Fictional religion

The turning towards the light? As the expression of deity?

Surely, light = good and dark = bad is one of those instinctive dualisms we humans just love. And was 'invented by'/'made part of' our gods. (i.e. whether they exist or whether we have invented them.)

It would have become more important
1) When agriculuture was being figured out - i.e. Sun is great for our crops
2) In the Northern Hemisphere where a great deal of landmass has to deal with four seasons in extreme.

If you look at religions coming from near the equator - aren't Rain gods more important?
 
Surely, light = good and dark = bad is one of those instinctive dualisms we humans just love. And was 'invented by'/'made part of' our gods. (i.e. whether they exist or whether we have invented them.)
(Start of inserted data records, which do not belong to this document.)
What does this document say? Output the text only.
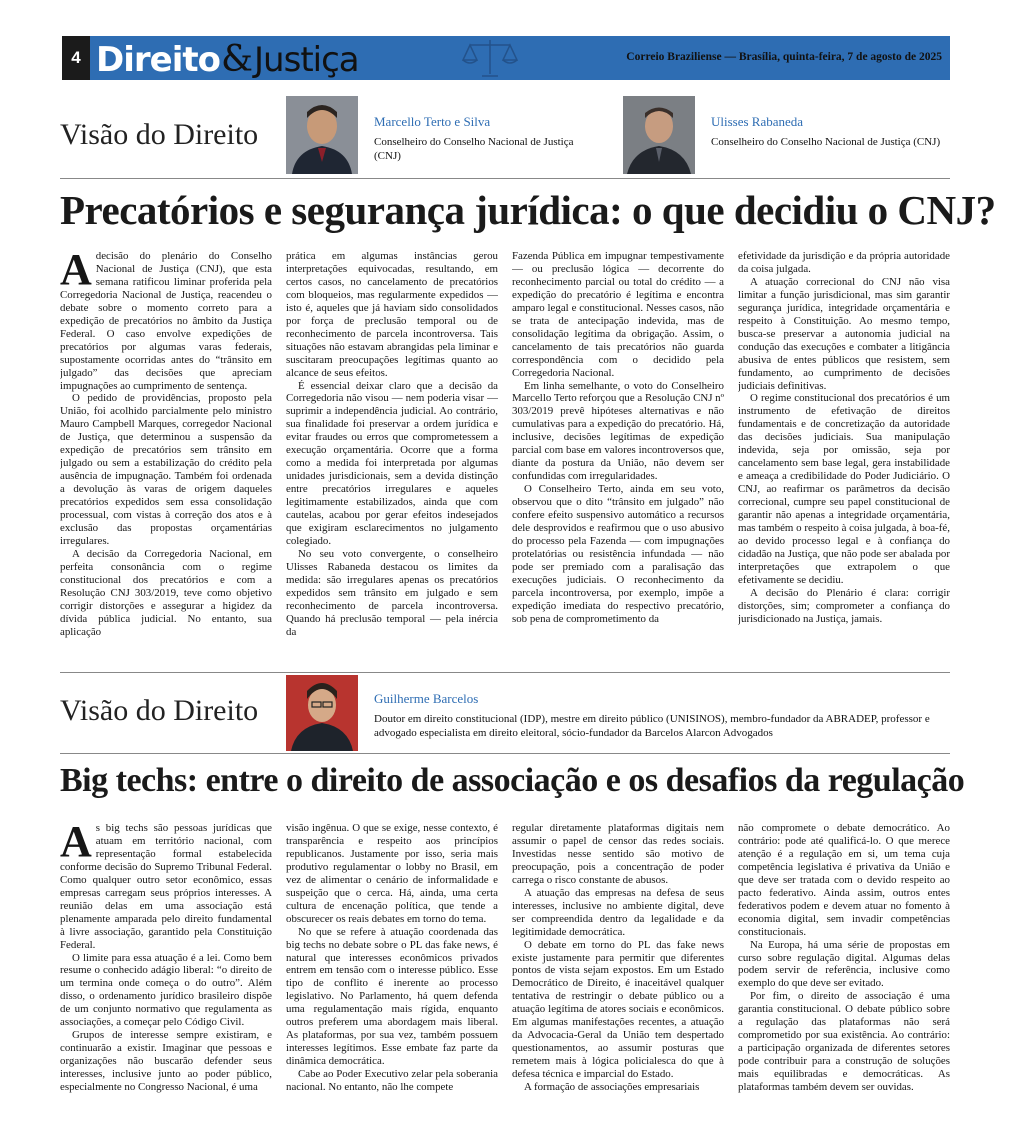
4 Direito & Justiça	Correio Braziliense — Brasília, quinta-feira, 7 de agosto de 2025
Visão do Direito	Marcello Terto e Silva
Conselheiro do Conselho Nacional de Justiça (CNJ)
Ulisses Rabaneda
Conselheiro do Conselho Nacional de Justiça (CNJ)
Precatórios e segurança jurídica: o que decidiu o CNJ?

Adecisão do plenário do Conselho Nacional de Justiça (CNJ), que esta semana ratificou liminar proferida pela Corregedoria Nacional de Justiça, reacendeu o debate sobre o momento correto para a expedição de precatórios no âmbito da Justiça Federal. O caso envolve expedições de precatórios por algumas varas federais, supostamente ocorridas antes do “trânsito em julgado” das decisões que apreciam impugnações ao cumprimento de sentença.

O pedido de providências, proposto pela União, foi acolhido parcialmente pelo ministro Mauro Campbell Marques, corregedor Nacional de Justiça, que determinou a suspensão da expedição de precatórios sem trânsito em julgado ou sem a estabilização do crédito pela ausência de impugnação. Também foi ordenada a devolução às varas de origem daqueles precatórios expedidos sem essa consolidação processual, com vistas à correção dos atos e à exclusão das propostas orçamentárias irregulares.

A decisão da Corregedoria Nacional, em perfeita consonância com o regime constitucional dos precatórios e com a Resolução CNJ 303/2019, teve como objetivo corrigir distorções e assegurar a higidez da dívida pública judicial. No entanto, sua aplicação

prática em algumas instâncias gerou interpretações equivocadas, resultando, em certos casos, no cancelamento de precatórios com bloqueios, mas regularmente expedidos — isto é, aqueles que já haviam sido consolidados por força de preclusão temporal ou de reconhecimento de parcela incontroversa. Tais situações não estavam abrangidas pela liminar e suscitaram preocupações legítimas quanto ao alcance de seus efeitos.

É essencial deixar claro que a decisão da Corregedoria não visou — nem poderia visar — suprimir a independência judicial. Ao contrário, sua finalidade foi preservar a ordem jurídica e evitar fraudes ou erros que comprometessem a execução orçamentária. Ocorre que a forma como a medida foi interpretada por algumas unidades jurisdicionais, sem a devida distinção entre precatórios irregulares e aqueles legitimamente estabilizados, ainda que com cautelas, acabou por gerar efeitos indesejados que exigiram esclarecimentos no julgamento colegiado.

No seu voto convergente, o conselheiro Ulisses Rabaneda destacou os limites da medida: são irregulares apenas os precatórios expedidos sem trânsito em julgado e sem reconhecimento de parcela incontroversa. Quando há preclusão temporal — pela inércia da

Fazenda Pública em impugnar tempestivamente — ou preclusão lógica — decorrente do reconhecimento parcial ou total do crédito — a expedição do precatório é legítima e encontra amparo legal e constitucional. Nesses casos, não se trata de antecipação indevida, mas de consolidação legítima da obrigação. Assim, o cancelamento de tais precatórios não guarda correspondência com o decidido pela Corregedoria Nacional.

Em linha semelhante, o voto do Conselheiro Marcello Terto reforçou que a Resolução CNJ nº 303/2019 prevê hipóteses alternativas e não cumulativas para a expedição do precatório. Há, inclusive, decisões legítimas de expedição parcial com base em valores incontroversos que, diante da postura da União, não devem ser confundidas com irregularidades.

O Conselheiro Terto, ainda em seu voto, observou que o dito “trânsito em julgado” não confere efeito suspensivo automático a recursos dele desprovidos e reafirmou que o uso abusivo do processo pela Fazenda — com impugnações protelatórias ou resistência infundada — não pode ser premiado com a paralisação das execuções judiciais. O reconhecimento da parcela incontroversa, por exemplo, impõe a expedição imediata do respectivo precatório, sob pena de comprometimento da

efetividade da jurisdição e da própria autoridade da coisa julgada.

A atuação correcional do CNJ não visa limitar a função jurisdicional, mas sim garantir segurança jurídica, integridade orçamentária e respeito à Constituição. Ao mesmo tempo, busca-se preservar a autonomia judicial na condução das execuções e combater a litigância abusiva de entes públicos que resistem, sem fundamento, ao cumprimento de decisões judiciais definitivas.

O regime constitucional dos precatórios é um instrumento de efetivação de direitos fundamentais e de concretização da autoridade das decisões judiciais. Sua manipulação indevida, seja por omissão, seja por cancelamento sem base legal, gera instabilidade e ameaça a credibilidade do Poder Judiciário. O CNJ, ao reafirmar os parâmetros da decisão correcional, cumpre seu papel constitucional de garantir não apenas a integridade orçamentária, mas também o respeito à coisa julgada, à boa-fé, ao devido processo legal e à confiança do cidadão na Justiça, que não pode ser abalada por interpretações que extrapolem o que efetivamente se decidiu.

A decisão do Plenário é clara: corrigir distorções, sim; comprometer a confiança do jurisdicionado na Justiça, jamais.

Visão do Direito	Guilherme Barcelos
Doutor em direito constitucional (IDP), mestre em direito público (UNISINOS), membro-fundador da ABRADEP, professor e advogado especialista em direito eleitoral, sócio-fundador da Barcelos Alarcon Advogados
Big techs: entre o direito de associação e os desafios da regulação

As big techs são pessoas jurídicas que atuam em território nacional, com representação formal estabelecida conforme decisão do Supremo Tribunal Federal. Como qualquer outro setor econômico, essas empresas carregam seus próprios interesses. A reunião delas em uma associação está plenamente amparada pelo direito fundamental à livre associação, garantido pela Constituição Federal.

O limite para essa atuação é a lei. Como bem resume o conhecido adágio liberal: “o direito de um termina onde começa o do outro”. Além disso, o ordenamento jurídico brasileiro dispõe de um conjunto normativo que regulamenta as associações, a começar pelo Código Civil.

Grupos de interesse sempre existiram, e continuarão a existir. Imaginar que pessoas e organizações não buscarão defender seus interesses, inclusive junto ao poder público, especialmente no Congresso Nacional, é uma

visão ingênua. O que se exige, nesse contexto, é transparência e respeito aos princípios republicanos. Justamente por isso, seria mais produtivo regulamentar o lobby no Brasil, em vez de alimentar o cenário de informalidade e suspeição que o cerca. Há, ainda, uma certa cultura de encenação política, que tende a obscurecer os reais debates em torno do tema.

No que se refere à atuação coordenada das big techs no debate sobre o PL das fake news, é natural que interesses econômicos privados entrem em tensão com o interesse público. Esse tipo de conflito é inerente ao processo legislativo. No Parlamento, há quem defenda uma regulamentação mais rígida, enquanto outros preferem uma abordagem mais liberal. As plataformas, por sua vez, também possuem interesses legítimos. Esse embate faz parte da dinâmica democrática.

Cabe ao Poder Executivo zelar pela soberania nacional. No entanto, não lhe compete

regular diretamente plataformas digitais nem assumir o papel de censor das redes sociais. Investidas nesse sentido são motivo de preocupação, pois a concentração de poder carrega o risco constante de abusos.

A atuação das empresas na defesa de seus interesses, inclusive no ambiente digital, deve ser compreendida dentro da legalidade e da legitimidade democrática.

O debate em torno do PL das fake news existe justamente para permitir que diferentes pontos de vista sejam expostos. Em um Estado Democrático de Direito, é inaceitável qualquer tentativa de restringir o debate público ou a atuação legítima de atores sociais e econômicos. Em algumas manifestações recentes, a atuação da Advocacia-Geral da União tem despertado questionamentos, ao assumir posturas que remetem mais à lógica policialesca do que à defesa técnica e imparcial do Estado.

A formação de associações empresariais

não compromete o debate democrático. Ao contrário: pode até qualificá-lo. O que merece atenção é a regulação em si, um tema cuja competência legislativa é privativa da União e que deve ser tratada com o devido respeito ao pacto federativo. Ainda assim, outros entes federativos podem e devem atuar no fomento à economia digital, sem invadir competências constitucionais.

Na Europa, há uma série de propostas em curso sobre regulação digital. Algumas delas podem servir de referência, inclusive como exemplo do que deve ser evitado.

Por fim, o direito de associação é uma garantia constitucional. O debate público sobre a regulação das plataformas não será comprometido por sua existência. Ao contrário: a participação organizada de diferentes setores pode contribuir para a construção de soluções mais equilibradas e democráticas. As plataformas também devem ser ouvidas.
It would have become more important
1) When agriculuture was being figured out - i.e. Sun is great for our crops
2) In the Northern Hemisphere where a great deal of landmass has to deal with four seasons in extreme.

If you look at religions coming from near the equator - aren't Rain gods more important?

Sure, and that's what makes it interesting. Then you start developing it, because darkness is not the opposite, but the lack of light, etc?
 
Sure, and that's what makes it interesting. Then you start developing it, because darkness is not the opposite, but the lack of light, etc?


Get you. Another template for development



BTW (for everyone) - have you read the The God Issue of New Scientist? (it came out about 3-4 weeks ago, if you want I can dig out the exact date and the actual article titles if anyone is interested). Some interesting findings and thoughts on this subject - particularly the results of people looking at naive or 'natural' religon and the difference between this and more formal theology.

It is the scientists view of it all of course, but also good for development of new religions I think.
 
Get you. Another template for development ... BTW (for everyone) - have you read the The God Issue of New Scientist? (it came out about 3-4 weeks ago, if you want I can dig out the exact date and the actual article titles if anyone is interested) ...

Thanks VB. Yes, please do
 
It was the 17th March issue

On the web the main articles that made up the discussion are at:

http://www.newscientist.com/special/god

And has 5 articles:

'We are all born believers', 'Religion is the key to civilisation', 'Science won't loosen Religion's grip', 'God is a testable hypothesis' and Alain de Botton's religion for atheists'

Unfortunately they are more or less locked to read unless you are a subscriber (although I think you can take out a free 30 day web pass to have access to the site.)

I do have a subscription, so RJM - give us a mail if you (cough, cough) have difficulties and would like to read them.

...

I don't think we have enough emoticons, as we don't appear to have sly (probably illegal) winking smiley.
 
A story must be based on a philosophy. And its quality is the quality of its philosophy.
 
My solution to this riddle has always been to make religion (Govt) mandated, though that may not work so well with such an undeveloped culture. I suppose I am more curious as to how atheists find that their characters need religion, but not the writers? Noto get into it too much, but I wonder if you realize the difference between religion and spiritual beliefs? No matter. That is not the purpose here. Back to your story: I would go with the natural basis. It worked in Avatar and seems very natural with societies in this stage of development.